RESEARCH SUPPORT, NON-U.S. GOV'T
The Nicaraguan Pesticide Poisoning Register: constant underreporting.
This study estimated the level of underreporting of acute pesticide poisonings (APP) in the pesticide surveillance system in Nicaragua in 2000. Data on pesticide exposure and health effects were assessed in a nationally representative cross-sectional survey of 3,169 persons aged 15 years and older. The authors found 1,369 cases of APP in the official register for 2000. Responses to questionnaires revealed 22 cases of APP in which individuals sought medical attention.
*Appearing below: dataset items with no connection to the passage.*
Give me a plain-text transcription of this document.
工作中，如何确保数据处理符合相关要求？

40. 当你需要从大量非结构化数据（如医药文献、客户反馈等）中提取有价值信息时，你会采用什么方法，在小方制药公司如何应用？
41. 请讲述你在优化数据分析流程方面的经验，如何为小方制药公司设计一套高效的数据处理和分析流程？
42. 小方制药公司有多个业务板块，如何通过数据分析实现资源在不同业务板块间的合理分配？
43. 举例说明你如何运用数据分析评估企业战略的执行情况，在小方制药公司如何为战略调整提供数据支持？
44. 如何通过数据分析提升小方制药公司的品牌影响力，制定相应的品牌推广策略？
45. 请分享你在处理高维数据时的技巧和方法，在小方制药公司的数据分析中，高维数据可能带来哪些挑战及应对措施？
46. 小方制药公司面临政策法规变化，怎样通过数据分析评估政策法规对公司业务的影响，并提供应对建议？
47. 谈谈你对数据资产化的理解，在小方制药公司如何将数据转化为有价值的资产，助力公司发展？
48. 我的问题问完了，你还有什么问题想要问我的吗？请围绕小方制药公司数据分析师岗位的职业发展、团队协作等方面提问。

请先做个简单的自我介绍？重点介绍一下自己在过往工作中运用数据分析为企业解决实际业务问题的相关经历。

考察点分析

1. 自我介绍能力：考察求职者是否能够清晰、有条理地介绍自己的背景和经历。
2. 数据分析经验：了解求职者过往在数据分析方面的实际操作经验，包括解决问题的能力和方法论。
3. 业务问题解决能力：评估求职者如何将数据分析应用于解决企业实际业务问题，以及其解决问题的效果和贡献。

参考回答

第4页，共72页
Most of these cases involved agricultural workers who spray organophosphate pesticides, mostly class I. In 68 percent of cases, the mean out-of-pocket cost for treatment of one APP episode was $41, almost equivalent to one month's salary. Only 1 of the 22 cases (< 5%) in which the individual sought medical attention was reported to the national register. The authors estimate that, nationally, about 30,000 pesticide poisoning cases receiving medical treatment were not reported. Characterization of APP based only on official figures, without considering the underreported cases, leads to a constant inability to interpret and report acute pesticide health effects in a manner useful to policymakers. The pesticide surveillance system must be strengthened to improve registration routines, analysis and interpretation of data, health personnel training, and participation of private providers.